Clint Eastwood has been the stereotypical man’s man for nearly seven decades, a feat that really should not be underestimated. He started out playing cowboy Rowdy Yates in the television series Rawhide before landing his timeless role as The Man with No Name in Sergio Leone’s Dollars Trilogy. For years, he played cowboys, tough guys, and tough cops who ran the streets like it was the Wild West.
When he turned to directing, his style was pretty consistent. His films tend to be dark, gritty tales about America, whether it’s a harrowing story about an amateur boxer or the countless movies he’s made about male loners fighting against an unjust system. He’s been directing movies for more than five decades, but in that time, he’s stuck to what he likes – westerns, biopics, political thrillers, and gritty police procedurals.

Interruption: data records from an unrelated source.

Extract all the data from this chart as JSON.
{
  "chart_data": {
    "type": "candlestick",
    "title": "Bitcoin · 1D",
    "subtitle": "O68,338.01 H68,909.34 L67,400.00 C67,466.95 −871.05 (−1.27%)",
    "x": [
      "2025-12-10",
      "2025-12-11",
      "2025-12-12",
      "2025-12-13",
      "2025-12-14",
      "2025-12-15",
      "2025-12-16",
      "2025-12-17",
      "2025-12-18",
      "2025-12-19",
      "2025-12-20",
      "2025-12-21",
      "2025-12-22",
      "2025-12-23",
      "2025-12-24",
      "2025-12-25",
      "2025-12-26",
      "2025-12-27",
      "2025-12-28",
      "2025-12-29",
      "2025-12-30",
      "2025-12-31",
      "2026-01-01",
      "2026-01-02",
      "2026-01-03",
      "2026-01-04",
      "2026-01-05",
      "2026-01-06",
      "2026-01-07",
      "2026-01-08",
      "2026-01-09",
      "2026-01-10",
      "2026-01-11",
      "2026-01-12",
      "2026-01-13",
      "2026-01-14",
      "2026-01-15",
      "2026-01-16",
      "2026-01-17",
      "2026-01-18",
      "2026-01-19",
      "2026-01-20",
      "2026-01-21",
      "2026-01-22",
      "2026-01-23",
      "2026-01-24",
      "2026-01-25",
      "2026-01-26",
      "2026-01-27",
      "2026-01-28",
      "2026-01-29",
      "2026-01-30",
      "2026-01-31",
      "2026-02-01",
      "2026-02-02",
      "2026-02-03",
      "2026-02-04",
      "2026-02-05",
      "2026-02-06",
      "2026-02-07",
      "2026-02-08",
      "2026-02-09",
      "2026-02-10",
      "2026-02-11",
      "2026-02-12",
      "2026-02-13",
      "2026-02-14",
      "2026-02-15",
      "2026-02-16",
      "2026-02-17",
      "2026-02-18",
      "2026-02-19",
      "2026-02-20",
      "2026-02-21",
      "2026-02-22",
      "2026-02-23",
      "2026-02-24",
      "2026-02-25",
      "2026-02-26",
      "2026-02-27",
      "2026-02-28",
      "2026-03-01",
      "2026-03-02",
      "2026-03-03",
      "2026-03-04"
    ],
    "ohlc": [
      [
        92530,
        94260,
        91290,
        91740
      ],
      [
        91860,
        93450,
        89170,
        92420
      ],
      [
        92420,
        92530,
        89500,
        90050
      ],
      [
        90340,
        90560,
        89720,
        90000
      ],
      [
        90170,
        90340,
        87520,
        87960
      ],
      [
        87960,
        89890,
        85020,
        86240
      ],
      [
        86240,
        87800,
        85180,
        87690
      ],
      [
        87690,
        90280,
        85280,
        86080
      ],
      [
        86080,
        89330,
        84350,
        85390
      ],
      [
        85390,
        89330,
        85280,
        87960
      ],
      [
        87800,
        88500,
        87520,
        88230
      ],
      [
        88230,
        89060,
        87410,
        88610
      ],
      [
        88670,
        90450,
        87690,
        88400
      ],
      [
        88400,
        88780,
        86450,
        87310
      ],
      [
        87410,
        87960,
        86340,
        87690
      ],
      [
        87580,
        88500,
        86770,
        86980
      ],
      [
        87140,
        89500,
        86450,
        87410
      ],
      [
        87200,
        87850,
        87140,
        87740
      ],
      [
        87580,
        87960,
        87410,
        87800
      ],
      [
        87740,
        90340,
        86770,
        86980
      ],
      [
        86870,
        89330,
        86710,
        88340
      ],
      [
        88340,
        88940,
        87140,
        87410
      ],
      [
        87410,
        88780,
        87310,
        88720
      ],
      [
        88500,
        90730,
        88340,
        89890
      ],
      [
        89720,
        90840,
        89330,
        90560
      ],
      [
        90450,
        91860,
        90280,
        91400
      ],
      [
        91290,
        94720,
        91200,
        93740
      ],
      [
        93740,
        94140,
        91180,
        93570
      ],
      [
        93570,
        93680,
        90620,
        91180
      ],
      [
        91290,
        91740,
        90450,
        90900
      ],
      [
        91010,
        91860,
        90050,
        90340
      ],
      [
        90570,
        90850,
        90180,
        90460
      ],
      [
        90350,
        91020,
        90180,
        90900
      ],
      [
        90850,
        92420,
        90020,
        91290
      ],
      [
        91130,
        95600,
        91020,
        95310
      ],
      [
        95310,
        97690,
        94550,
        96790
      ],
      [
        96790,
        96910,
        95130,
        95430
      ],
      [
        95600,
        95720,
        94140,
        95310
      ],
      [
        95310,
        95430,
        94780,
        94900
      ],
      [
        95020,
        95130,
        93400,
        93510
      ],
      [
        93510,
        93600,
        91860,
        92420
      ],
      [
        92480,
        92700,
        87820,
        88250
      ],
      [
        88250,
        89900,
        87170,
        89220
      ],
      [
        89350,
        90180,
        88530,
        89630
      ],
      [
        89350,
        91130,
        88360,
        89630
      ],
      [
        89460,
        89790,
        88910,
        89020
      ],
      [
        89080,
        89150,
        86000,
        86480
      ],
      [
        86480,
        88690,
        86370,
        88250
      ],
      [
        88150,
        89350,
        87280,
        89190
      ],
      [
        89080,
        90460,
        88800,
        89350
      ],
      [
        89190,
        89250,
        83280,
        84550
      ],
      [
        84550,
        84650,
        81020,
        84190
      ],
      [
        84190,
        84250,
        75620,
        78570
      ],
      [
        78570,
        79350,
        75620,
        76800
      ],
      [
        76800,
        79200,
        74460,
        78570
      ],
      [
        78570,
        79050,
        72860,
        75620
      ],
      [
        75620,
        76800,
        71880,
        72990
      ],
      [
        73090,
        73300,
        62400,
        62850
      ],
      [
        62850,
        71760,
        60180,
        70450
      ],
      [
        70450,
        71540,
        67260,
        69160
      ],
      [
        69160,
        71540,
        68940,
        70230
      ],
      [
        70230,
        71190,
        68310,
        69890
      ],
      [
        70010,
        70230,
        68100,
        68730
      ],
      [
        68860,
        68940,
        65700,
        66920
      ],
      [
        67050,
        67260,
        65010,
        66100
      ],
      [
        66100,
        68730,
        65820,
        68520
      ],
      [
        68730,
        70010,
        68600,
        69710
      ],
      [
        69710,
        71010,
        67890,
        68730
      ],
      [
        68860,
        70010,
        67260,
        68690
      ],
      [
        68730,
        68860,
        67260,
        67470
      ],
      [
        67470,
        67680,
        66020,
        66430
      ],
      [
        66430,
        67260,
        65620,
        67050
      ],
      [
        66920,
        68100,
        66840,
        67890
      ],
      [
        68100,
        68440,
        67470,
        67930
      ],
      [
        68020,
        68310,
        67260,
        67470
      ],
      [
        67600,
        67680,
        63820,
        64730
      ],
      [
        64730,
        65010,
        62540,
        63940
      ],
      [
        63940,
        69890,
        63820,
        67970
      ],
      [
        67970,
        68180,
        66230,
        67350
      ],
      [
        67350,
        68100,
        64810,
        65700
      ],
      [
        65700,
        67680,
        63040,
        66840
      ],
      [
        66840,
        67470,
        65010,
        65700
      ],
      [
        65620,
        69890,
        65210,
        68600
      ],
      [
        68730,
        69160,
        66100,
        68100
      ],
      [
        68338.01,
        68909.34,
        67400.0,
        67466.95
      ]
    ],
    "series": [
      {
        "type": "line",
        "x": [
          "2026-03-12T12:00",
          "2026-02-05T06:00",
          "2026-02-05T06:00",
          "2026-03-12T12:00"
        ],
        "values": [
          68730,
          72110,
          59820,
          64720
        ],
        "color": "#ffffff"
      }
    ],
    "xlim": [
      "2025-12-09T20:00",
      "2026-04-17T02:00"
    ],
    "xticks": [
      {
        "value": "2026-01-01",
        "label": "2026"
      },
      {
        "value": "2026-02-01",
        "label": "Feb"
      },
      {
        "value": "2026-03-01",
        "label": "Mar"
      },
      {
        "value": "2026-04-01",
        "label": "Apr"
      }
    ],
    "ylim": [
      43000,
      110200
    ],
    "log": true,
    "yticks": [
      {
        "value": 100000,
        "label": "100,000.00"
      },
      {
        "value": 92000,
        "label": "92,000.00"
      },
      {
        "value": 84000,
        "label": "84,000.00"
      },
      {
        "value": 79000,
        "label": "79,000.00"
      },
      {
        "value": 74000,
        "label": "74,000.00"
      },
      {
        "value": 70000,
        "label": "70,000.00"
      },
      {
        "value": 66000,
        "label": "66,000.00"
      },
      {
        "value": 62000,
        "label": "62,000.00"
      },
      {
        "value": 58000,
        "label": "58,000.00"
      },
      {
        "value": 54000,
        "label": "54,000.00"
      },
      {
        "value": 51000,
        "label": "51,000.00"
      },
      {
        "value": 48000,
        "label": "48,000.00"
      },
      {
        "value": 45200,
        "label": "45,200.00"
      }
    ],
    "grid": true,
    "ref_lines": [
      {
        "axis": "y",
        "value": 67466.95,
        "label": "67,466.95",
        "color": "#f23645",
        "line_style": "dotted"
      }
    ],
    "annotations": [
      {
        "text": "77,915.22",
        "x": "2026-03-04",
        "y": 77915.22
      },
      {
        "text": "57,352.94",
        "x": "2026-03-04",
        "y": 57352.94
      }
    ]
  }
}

All of this would suggest that he would have a stereotypically masculine taste in movies as a viewer. You could imagine him kicking back with a beer and watching a Sam Peckinpah or William Friedkin movie. Maybe, if he was feeling a bit spicy, he might watch some pre-2000s Oliver Stone.
However, it turns out that Eastwood isn’t so easily pigeonholed. His taste in movies is much more expansive, and he’s even happy to admit that one of his favourite films of all time is not only a comedy, but a romantic comedy. Yes, Dirty Harry himself has a soft spot for the rom-com, and the one he loves most is one of the best ever made. During a 2010 interview with the American Film Institute, the Unforgiven director said, “His Girl Friday remains one of my absolute favourite films.”
Released in 1940, Howard Hawks’s film is one of the greatest screwball comedies ever made. Cary Grant plays Walter Burns, the editor of a Chicago newspaper who discovers that his ex-wife and former star reporter, Hildy Johnson (Rosalind Russell), is about to get married and quit her career to become a housewife. Determined to prevent this from happening, Walter entices her to write one last piece for the paper about a convicted murderer who is facing execution. The story sets off a string of mishaps as Walter makes repeated attempts to frame Hildy’s fiancé for stealing while she grows increasingly involved in her reporting.
The most famous and distinct aspect of His Girl Friday is the speed of the dialogue. Walter and Hildy bicker at the speed of light, lobbing razor-sharp insults back and forth with a precision that most of us – divorced or otherwise – could only dream of. “Carrie Grant I was a tremendous fan of,” Eastwood said. “He was another one of those guys that was a very distinctive personality on the screen – probably never got as much credit as he deserved. But he was one of the kings of doing that sort of thing… because he had such brilliant timing.”
Grant had already shown his aptitude for the genre time and again with films like The Awful Truth and Bringing Up Baby, but Russell was an unknown quantity as a comedic actor at the time. Katharine Hepburn, Irene Dunne, and Carole Lombard had turned the role down, and her casting was a gamble. She turned out to be one of Grant’s greatest on-screen sparring partners, however, and ensured that the film could sustain its impossibly quick pace without losing its charm.